You will be pivotal in contributing to the team responsible for designing and developing the next generation of scalable Kubernetes' infrastructure with machine learning platforms that support both traditional ML and state-of-the-art Large Language Models (LLMs). This is a position for experienced engineers where you will lead the technical direction, ensuring the performance, reliability, and scalability of AI systems while collaborating closely with data scientists, researchers, and other engineering teams.
Core ResponsibilitiesAs a
Software Engineer with AI/ML Platform Experienceyou will:
- Architect and design scalable Kubernetes platforms supporting both traditional ML and Large Language Models (LLMs).
- Provide client support for hosting AI/ML workload on Kubernetes platform powered by GPU
- Lead the development of end-to-end ML pipelines, including data ingestion, model training, evaluation, and deployment.

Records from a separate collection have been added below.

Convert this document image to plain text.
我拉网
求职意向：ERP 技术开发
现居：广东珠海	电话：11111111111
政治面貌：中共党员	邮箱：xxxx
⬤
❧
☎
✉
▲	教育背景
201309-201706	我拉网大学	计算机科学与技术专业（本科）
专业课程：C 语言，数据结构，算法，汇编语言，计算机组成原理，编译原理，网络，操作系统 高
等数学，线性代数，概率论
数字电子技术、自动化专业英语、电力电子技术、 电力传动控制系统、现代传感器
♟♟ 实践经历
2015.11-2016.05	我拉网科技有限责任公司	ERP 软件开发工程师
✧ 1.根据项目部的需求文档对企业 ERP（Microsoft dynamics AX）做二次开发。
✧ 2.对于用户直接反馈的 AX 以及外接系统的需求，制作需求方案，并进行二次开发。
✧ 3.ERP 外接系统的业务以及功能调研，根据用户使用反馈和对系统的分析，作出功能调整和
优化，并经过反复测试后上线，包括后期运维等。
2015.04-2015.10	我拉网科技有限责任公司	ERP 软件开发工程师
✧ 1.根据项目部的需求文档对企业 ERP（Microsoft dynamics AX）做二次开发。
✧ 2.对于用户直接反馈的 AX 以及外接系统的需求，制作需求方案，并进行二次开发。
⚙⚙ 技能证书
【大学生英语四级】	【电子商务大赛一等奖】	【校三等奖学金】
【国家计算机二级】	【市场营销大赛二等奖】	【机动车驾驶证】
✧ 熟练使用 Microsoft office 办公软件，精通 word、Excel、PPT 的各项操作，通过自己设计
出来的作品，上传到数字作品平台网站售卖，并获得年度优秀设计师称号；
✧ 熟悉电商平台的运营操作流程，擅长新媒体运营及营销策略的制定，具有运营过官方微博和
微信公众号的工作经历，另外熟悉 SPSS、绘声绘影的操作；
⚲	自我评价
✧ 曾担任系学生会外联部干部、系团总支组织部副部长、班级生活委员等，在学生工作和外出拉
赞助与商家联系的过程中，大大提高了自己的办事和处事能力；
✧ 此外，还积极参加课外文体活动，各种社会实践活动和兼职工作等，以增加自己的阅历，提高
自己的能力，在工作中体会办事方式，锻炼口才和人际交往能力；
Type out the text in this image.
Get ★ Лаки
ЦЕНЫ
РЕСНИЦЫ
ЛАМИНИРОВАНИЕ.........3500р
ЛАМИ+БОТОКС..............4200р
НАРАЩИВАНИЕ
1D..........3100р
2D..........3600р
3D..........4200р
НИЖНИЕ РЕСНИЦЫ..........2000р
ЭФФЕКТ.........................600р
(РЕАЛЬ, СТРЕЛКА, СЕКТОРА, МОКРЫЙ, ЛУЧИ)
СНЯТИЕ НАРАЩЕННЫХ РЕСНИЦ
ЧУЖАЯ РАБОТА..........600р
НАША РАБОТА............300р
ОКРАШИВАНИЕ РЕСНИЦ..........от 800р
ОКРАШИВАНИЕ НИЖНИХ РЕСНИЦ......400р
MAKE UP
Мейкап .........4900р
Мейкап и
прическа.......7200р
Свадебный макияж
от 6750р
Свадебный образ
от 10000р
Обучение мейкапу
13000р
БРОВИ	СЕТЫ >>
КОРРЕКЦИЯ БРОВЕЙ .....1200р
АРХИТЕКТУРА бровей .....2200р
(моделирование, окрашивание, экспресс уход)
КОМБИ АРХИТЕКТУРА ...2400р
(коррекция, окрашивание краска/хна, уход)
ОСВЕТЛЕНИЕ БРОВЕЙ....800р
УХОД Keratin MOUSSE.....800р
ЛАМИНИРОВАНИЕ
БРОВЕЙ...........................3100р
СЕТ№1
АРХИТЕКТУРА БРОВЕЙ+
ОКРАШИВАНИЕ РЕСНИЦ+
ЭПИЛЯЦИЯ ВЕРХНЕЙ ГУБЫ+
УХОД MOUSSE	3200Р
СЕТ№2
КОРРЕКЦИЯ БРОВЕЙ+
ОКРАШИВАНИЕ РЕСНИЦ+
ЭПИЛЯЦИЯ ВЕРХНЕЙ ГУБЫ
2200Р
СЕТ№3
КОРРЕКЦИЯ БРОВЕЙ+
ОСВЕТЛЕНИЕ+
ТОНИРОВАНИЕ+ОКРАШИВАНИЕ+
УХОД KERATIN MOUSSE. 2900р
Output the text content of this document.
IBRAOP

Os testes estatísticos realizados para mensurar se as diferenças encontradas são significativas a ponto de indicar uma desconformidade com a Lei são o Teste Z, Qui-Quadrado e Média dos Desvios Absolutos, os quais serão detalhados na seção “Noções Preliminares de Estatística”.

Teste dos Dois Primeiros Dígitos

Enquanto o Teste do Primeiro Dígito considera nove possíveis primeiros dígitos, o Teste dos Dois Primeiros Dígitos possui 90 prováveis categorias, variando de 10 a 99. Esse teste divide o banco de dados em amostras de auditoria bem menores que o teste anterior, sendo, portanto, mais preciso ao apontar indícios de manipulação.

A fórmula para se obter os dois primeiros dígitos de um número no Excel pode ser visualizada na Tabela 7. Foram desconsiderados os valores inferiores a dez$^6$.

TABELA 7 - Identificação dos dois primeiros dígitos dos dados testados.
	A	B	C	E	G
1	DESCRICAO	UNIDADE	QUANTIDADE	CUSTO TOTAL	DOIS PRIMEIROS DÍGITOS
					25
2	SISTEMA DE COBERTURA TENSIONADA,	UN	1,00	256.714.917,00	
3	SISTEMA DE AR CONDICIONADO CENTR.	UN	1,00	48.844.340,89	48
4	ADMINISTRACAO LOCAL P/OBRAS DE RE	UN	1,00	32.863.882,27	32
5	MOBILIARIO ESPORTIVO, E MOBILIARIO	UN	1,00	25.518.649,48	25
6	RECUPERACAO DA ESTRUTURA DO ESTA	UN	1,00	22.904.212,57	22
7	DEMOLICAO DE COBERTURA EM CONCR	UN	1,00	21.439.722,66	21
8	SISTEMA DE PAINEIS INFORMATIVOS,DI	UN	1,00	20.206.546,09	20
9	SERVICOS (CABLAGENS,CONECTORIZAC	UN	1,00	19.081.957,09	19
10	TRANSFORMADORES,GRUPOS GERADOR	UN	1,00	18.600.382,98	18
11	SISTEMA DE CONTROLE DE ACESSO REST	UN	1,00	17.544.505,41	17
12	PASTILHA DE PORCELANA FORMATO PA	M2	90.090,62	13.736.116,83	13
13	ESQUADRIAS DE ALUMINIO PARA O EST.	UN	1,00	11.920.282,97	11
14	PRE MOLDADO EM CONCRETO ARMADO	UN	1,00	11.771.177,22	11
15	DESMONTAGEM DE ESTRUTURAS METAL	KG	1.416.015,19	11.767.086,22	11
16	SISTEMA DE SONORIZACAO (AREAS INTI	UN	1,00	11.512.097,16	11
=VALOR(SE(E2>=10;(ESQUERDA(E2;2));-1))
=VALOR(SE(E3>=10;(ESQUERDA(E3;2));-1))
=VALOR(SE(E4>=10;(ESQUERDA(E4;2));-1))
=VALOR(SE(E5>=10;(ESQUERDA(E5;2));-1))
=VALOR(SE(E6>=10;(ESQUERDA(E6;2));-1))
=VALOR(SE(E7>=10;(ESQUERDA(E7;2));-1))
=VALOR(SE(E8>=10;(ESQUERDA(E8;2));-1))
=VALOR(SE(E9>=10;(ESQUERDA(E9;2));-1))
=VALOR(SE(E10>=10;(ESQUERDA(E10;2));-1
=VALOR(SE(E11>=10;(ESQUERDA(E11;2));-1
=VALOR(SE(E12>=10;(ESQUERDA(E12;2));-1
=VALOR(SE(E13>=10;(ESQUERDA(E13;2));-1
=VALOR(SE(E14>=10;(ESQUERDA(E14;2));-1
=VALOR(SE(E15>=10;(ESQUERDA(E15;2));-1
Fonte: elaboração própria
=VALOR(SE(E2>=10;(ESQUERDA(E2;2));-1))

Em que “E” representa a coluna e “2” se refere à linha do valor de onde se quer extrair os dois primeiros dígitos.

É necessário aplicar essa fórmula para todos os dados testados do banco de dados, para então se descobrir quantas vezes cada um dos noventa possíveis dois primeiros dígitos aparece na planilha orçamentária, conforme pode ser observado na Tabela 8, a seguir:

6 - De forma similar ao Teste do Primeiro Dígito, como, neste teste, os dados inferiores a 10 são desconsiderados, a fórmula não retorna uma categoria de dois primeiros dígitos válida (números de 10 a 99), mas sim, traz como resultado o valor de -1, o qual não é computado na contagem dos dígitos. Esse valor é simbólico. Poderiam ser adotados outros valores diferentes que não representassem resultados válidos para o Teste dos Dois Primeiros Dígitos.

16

- Drive AIOps initiative across Middleware platform by collaborating with multi-functional teams, including SRE, Software Engineers to operationalize and optimize ML models effectively.
- Define and implement MLOps standard methodologies such as monitoring, logging, and automated maintenance of models in production.
- Develop infrastructure automation tools and frameworks to improve efficiency across teams.
- Ensure platform reliability, scalability, and performance through meticulous engineering practices.
- Conduct code reviews, establish standard processes, and mentor junior engineers.
- Stay updated on the latest trends in AI/ML to influence platform enhancements.
Minimum Qualifications / Requirement -
- Experience : 5–7 years of software engineering experience, including at least 2+ years in machine learning-related roles.
- Expertise in Golang or Python , with hands-on experience with Kubernetes platform
- Along with ML frameworks (TensorFlow, PyTorch).
- Consistent track record in designing and deploying scalable machine learning systems in production.
- Deep understanding of ML algorithms, data pipelines, and optimization techniques.
- Experience building CI/CD pipelines for ML workflows, including model monitoring and retraining.
- Proficiency in cloud platforms and orchestration tools for distributed systems.
- Strong problem-solving and debugging skills for complex, large-scale systems.
- Experience in mentoring engineers and driving technical decision-making.
Preferred Qualifications / Requirements -
- Kubernetes and Container Orchestration:
- Sophisticated understanding in Kubernetes for managing production-grade systems and ensuring scalability.
- Sophisticated experience with Docker and orchestration of complex services.
- Software development:
- Expertise in Golang or Python
- Develop & enforce secure software development lifecycle
- MLOps Tools and Frameworks:
- Experience with architecting and optimizing workflows using Kubeflow pipelines, KServe, Airflow, and MLflow.
- Ability to design and implement efficient CI/CD pipelines for ML systems.
- Large Language Models (LLMs):
- Understanding of LangChain and experience designing RAG systems.
- Knowledge of integrating and scaling vector databases (e.g., Pinecone, FAISS) for real-world applications.
- Distributed Systems and Microservices:
- Consistent record of designing and leading the development of distributed systems.
- Experience with implementing robust inter-service communication patterns and solving scalability issues.